Vipassana meditation is a technique of Buddhist meditation that can induce and facilitate transformative experiences for an individual.
It carries with it a rich history of enlightening many people and being lost and found several times over. It is most famously known as the method of meditation that Gautama Buddha used when he became enlightened under the tree.
The aim of the technique is to liberate oneself from the suffering that Buddhists claim to be intrinsic in life, to be able to remain objective in the face of physical and mental pain and to generate compassion for all living beings through loving-kindness meditation.
Perhaps, you’ve heard about Vipassana before but are not really sure what exactly it entails. Keep reading, we are going to go into detail about the history, the philosophy, and the technique itself.
We are also going to tell the story of S.N. Goenka, the man who made it possible for people everywhere to learn this technique for free at Vipassana meditation retreat centres around the world.

The History of Vipassana Meditation
The word ‘vipassana’ literally means ‘bare sight’ or ‘to see things as they really are’. It is one of India’s most ancient techniques of meditation. It is said to have existed long before Gautama the Buddha or Siddhartha Gautama himself, who live from the fifth to the fourth century BCE.
Gautama Buddha was revered as an enlightened being (Buddha) that rediscovered the technique and ancient path of training the mind to transcend craving and aversion. This path is also known as ‘Dhamma’ or ‘Dharma’.
As the story goes, Siddhartha Gautama renounced his life as the son of aristocratic parents and dedicated himself to the path of enlightenment. Being utterly motivated to achieve enlightenment and understand the realm of pain, he sat beneath a tree and made a strong determination that he would not move until he became fully enlightened.
This tree, ‘the Bodhi Tree’ still stands today in Bihar, India, though its age is visible, and it is decaying at a steady pace, dying little by little each day.
So, at the age of 35 he became enlightened, and having experienced the wonderful fruits of Dhamma first-hand, he decided to dedicate his life to teaching the Vipassana technique to anyone who cared to learn. He spent the next 45 years of his life teaching the technique, and when he took his last breath at the age of 80, he was still teaching it to an eager individual at the side of his death bed.
Though Gautama Buddha is famously known as the founder of the Buddhist religion, he did not consider the technique of Vipassana a sectarian technique, which only devotees of Buddhism could learn. He considered it a universal technique of following the breath and observing oneself, that anyone, from any religion, group. or sect, could learn and benefit from.

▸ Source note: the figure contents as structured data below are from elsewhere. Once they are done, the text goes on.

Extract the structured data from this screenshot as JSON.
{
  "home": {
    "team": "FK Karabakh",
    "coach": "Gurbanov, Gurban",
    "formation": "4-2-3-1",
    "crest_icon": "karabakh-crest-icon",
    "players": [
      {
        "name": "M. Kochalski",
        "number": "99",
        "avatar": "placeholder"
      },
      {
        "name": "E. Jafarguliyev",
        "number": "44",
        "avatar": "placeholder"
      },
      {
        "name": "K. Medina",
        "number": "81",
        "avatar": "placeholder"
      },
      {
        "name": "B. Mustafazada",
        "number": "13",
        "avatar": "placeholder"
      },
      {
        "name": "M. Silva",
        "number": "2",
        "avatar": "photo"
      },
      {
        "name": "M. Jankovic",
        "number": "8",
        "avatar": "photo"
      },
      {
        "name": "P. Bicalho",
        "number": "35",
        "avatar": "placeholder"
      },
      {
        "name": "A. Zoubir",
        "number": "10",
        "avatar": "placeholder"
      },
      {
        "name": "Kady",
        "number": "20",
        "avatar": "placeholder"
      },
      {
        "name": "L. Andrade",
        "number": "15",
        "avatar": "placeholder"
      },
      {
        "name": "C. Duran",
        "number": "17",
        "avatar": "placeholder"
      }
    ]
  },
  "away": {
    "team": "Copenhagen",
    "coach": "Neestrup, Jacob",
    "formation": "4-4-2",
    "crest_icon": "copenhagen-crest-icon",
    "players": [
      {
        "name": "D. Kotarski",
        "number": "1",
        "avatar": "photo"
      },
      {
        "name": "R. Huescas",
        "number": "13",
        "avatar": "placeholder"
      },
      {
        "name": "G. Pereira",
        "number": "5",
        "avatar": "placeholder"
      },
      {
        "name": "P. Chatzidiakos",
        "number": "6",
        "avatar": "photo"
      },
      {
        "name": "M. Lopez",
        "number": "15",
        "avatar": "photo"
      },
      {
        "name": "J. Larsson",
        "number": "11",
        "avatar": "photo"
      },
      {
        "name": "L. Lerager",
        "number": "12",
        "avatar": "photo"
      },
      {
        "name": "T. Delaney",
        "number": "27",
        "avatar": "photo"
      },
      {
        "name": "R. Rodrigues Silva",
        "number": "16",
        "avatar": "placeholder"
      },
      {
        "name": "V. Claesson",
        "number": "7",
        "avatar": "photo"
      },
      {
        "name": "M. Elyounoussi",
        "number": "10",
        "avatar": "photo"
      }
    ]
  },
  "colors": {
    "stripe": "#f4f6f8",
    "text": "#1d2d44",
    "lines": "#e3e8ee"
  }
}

Among his devotees were members of many religious groups, but suffering is a universal experience, and liberation a universal possibility.

S.N Goenka – The Rediscovery of Vipassana Meditation
S.N Goenka, also known to Vipassana old students as ‘Goenka Ji’ was a Burmese businessman. While religion was (and still is) a big part of Burmese life, he himself was not especially religious. Having grown up in a conservative Hindu household, he associated religion with the practice of rites, rituals, and devotion. After finding the Vipassana meditation technique, he renounced them, deeming them as unpractical and unhelpful.
S.N Goenka met Vipassana meditation in an unlikely way. As previously mentioned, he was a businessman, concerned primarily with material existence and success. At some point in his business career, he began having agonizing migraines.
He visited many doctors, even travelling the globe in search of one who could resolve his problem but found no answers. Many doctors suggested that his problems were of a psychosomatic nature, as none were able to find an alternative root cause for the pain he was enduring.
In desperation, and developing a dependence on morphine, which he used to combat the pain, he turned to a friend who advised him to try this technique of meditation.
At that time, Vipassana meditation had largely died out, but a small group of teachers in Myanmar were still teaching the tradition. This friend probed Goenka to try it, seeing as there were no other options, he decided to give it a go.
Like now, at the time, learning the Vipassana meditation technique involved going to a meditation retreat centre for 10-days to learn the technique from start to finish. Goenka, after two days of meditation, became frustrated and agitated.
He was convinced that this technique was not for him, discouraged by how difficult he found it to sit and meditate, he started to leave. As he was leaving a friend stopped him, appealing to his better nature, begging him to stay and finish what he has started.
In the end, he stayed and finished the retreat. Not only did his migraines, which were so terribly painful and persistent finally disappear, but he felt as though he has gained true insight into the nature of life. He felt cured, not only from his physical ills but from the psychological disturbances that caused them.
After that, he used the money he made in his career as a businessman to set up more centres like this one. He made it so that anyone who wanted to learn the technique could come to do so for free, as the centres worked purely on a donation-based system.
Vipassana Meditation Today – The Silent Meditation Retreat
Today, thanks to the initial efforts of S.N Goenka, there are many of these Vipassana meditation centres around the world.
A Vipassana meditation retreat consists of spending ten days in noble silence, foregoing all contact with the outside world, all forms of entertainment, speech, and anything else you can think of.
The meditation schedule begins at four-thirty in the morning, with ten hours of meditation each day, for ten days.